Léane encaissa les révélations. Jullian la fixait avec effroi, comme s’il n’y croyait pas lui-même. Elle attrapa le jeune par le blouson, le poussa vers le coffre du 4 × 4, qu’elle ouvrit.
— Mon mari était enfermé là-dedans… Comment t’expliques ça ? Et comment t’expliques le cambriolage il y a deux mois ? Et tes empreintes, partout ? T’étais déjà rentré chez nous.
Il agita les mains.
— Non, non, je vous jure que j’ai rien fait de tout ça. Ce que je vous ai raconté, c’est la pure vérité, c’est la première fois que je viens chez vous. Ce… Ce truc dans le coffre, c’est pas moi. Me plombez pas, j’ai déjà un contrôle judiciaire au cul pour un autre cambriolage. Je veux pas aller en taule.
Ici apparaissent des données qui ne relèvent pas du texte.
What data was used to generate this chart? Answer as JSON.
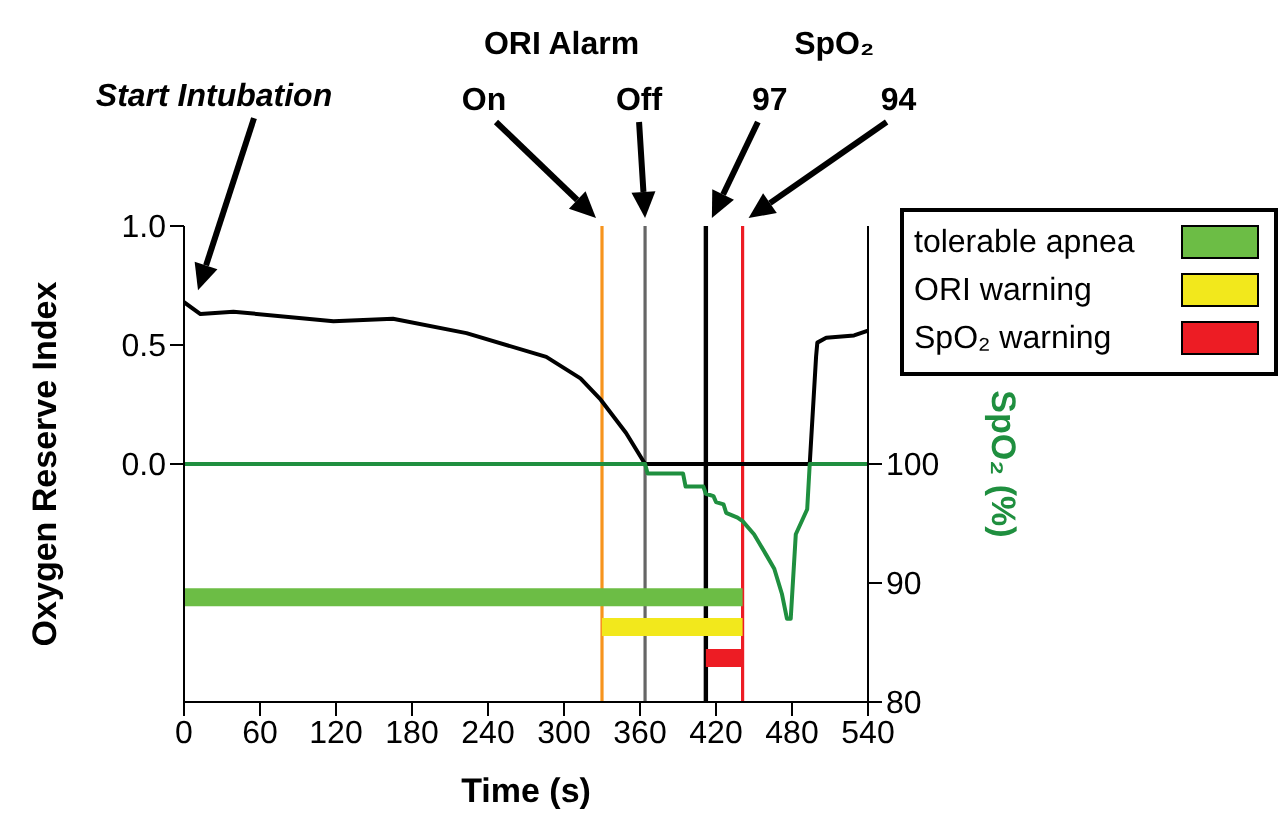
{
  "chart_data": {
    "type": "line",
    "xlabel": "Time (s)",
    "ylabel": "Oxygen Reserve Index",
    "y2label": "SpO₂ (%)",
    "xlim": [
      0,
      540
    ],
    "xticks": [
      0,
      60,
      120,
      180,
      240,
      300,
      360,
      420,
      480,
      540
    ],
    "ylim": [
      -1,
      1
    ],
    "yticks": [
      {
        "value": 0,
        "label": "0.0"
      },
      {
        "value": 0.5,
        "label": "0.5"
      },
      {
        "value": 1,
        "label": "1.0"
      }
    ],
    "y2lim": [
      80,
      120
    ],
    "y2ticks": [
      80,
      90,
      100
    ],
    "series": [
      {
        "color": "#000000",
        "x": [
          0,
          13,
          39,
          118,
          165,
          223,
          286,
          313,
          329,
          349,
          364,
          494,
          499,
          500,
          507,
          529,
          540
        ],
        "values": [
          0.68,
          0.63,
          0.64,
          0.6,
          0.61,
          0.55,
          0.45,
          0.36,
          0.27,
          0.13,
          0,
          0,
          0.45,
          0.51,
          0.53,
          0.54,
          0.56
        ]
      },
      {
        "color": "#1f8f3f",
        "axis": "y2",
        "x": [
          0,
          364,
          366,
          394,
          396,
          410,
          412,
          418,
          420,
          426,
          428,
          437,
          441,
          450,
          460,
          466,
          472,
          476,
          479,
          483,
          492,
          494,
          540
        ],
        "values": [
          100,
          100,
          99.2,
          99.2,
          98.1,
          98.1,
          97.5,
          97.3,
          96.8,
          96.6,
          95.9,
          95.5,
          95.2,
          94.1,
          92.3,
          91.2,
          89.1,
          87,
          87,
          94.1,
          96.2,
          100,
          100
        ]
      },
      {
        "name": "tolerable apnea",
        "color": "#6cbd45",
        "axis": "y2",
        "x": [
          0,
          441
        ],
        "values": [
          88.8,
          88.8
        ]
      },
      {
        "name": "ORI warning",
        "color": "#f2e81c",
        "axis": "y2",
        "x": [
          330,
          441
        ],
        "values": [
          86.3,
          86.3
        ]
      },
      {
        "name": "SpO₂ warning",
        "color": "#ed1c24",
        "axis": "y2",
        "x": [
          412,
          441
        ],
        "values": [
          83.7,
          83.7
        ]
      }
    ],
    "ref_lines": [
      {
        "axis": "x",
        "value": 330,
        "color": "#f7941d"
      },
      {
        "axis": "x",
        "value": 364,
        "color": "#666666"
      },
      {
        "axis": "x",
        "value": 412,
        "color": "#000000"
      },
      {
        "axis": "x",
        "value": 441,
        "color": "#ed1c24"
      }
    ],
    "annotations": [
      "Start Intubation",
      "ORI Alarm",
      "On",
      "Off",
      "SpO₂",
      "97",
      "94"
    ],
    "legend": "top right",
    "marker": "none",
    "line_style": "solid",
    "grid": false
  }
}
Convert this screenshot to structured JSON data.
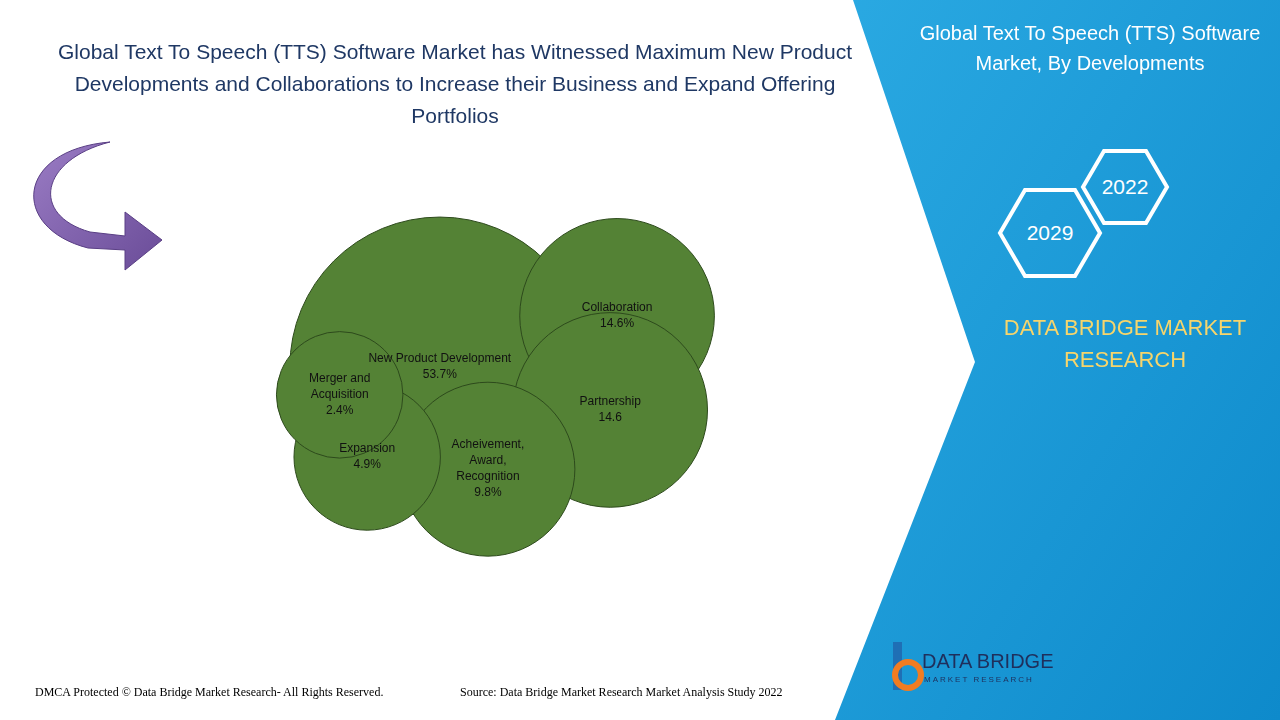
{
  "header": {
    "title": "Global Text To Speech (TTS) Software Market has Witnessed Maximum New Product Developments and Collaborations to Increase their Business and Expand Offering Portfolios"
  },
  "panel": {
    "title": "Global Text To Speech (TTS) Software Market, By Developments",
    "years": [
      "2022",
      "2029"
    ],
    "brand": "DATA BRIDGE MARKET RESEARCH"
  },
  "logo": {
    "name": "DATA BRIDGE",
    "tagline": "MARKET RESEARCH"
  },
  "footer": {
    "copyright": "DMCA Protected © Data Bridge Market Research- All Rights Reserved.",
    "source": "Source: Data Bridge Market Research Market Analysis Study 2022"
  },
  "chart_data": {
    "type": "bubble",
    "categories": [
      "New Product Development",
      "Collaboration",
      "Partnership",
      "Acheivement, Award, Recognition",
      "Expansion",
      "Merger and Acquisition"
    ],
    "values": [
      53.7,
      14.6,
      14.6,
      9.8,
      4.9,
      2.4
    ],
    "value_labels": [
      "53.7%",
      "14.6%",
      "14.6",
      "9.8%",
      "4.9%",
      "2.4%"
    ],
    "color": "#548235",
    "data_labels": true,
    "tick_labels": false,
    "grid": false
  }
}
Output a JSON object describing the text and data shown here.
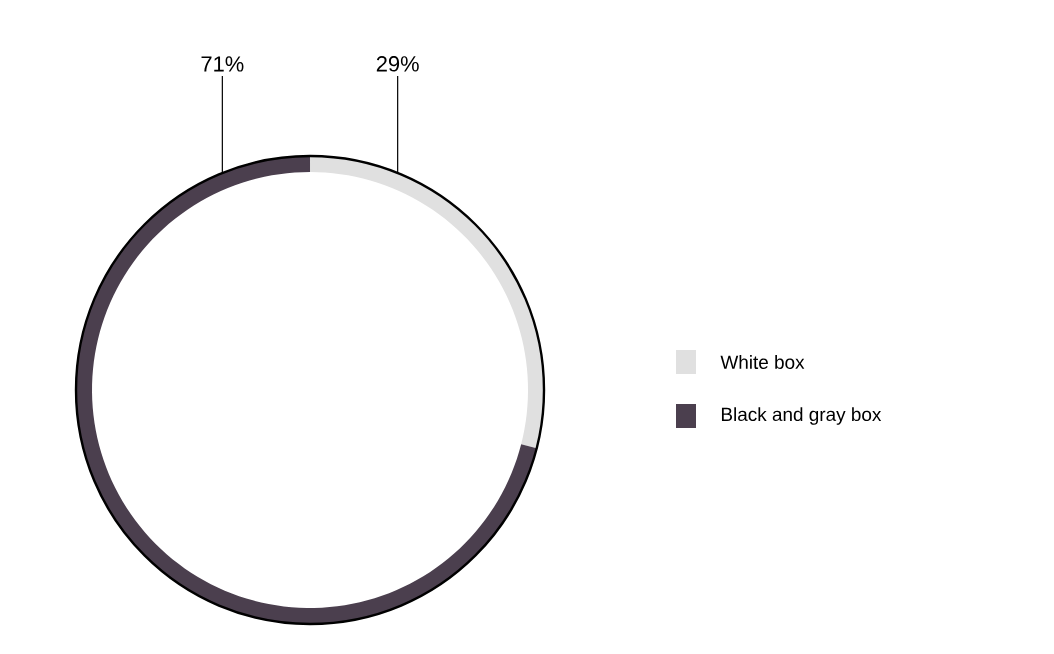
{
  "chart_data": {
    "type": "donut",
    "categories": [
      "White box",
      "Black and gray box"
    ],
    "values": [
      29,
      71
    ],
    "colors": [
      "#e0e0e0",
      "#4b3f4e"
    ],
    "value_labels": [
      "29%",
      "71%"
    ],
    "legend": "right"
  }
}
Aussi fou que cela pût paraître, Léane le croyait. Ce gamin avait des problèmes avec la justice, il était fiché, ses empreintes digitales étaient répertoriées. Colin l’aurait détecté si les traces correspondaient à celles du parasite. Il y avait, dans cette histoire, des nœuds plus obscurs, plus compliqués que ce qu’elle pouvait imaginer. Elle se dirigea vers la porte du garage et l’ouvrit. Jullian se précipita vers elle.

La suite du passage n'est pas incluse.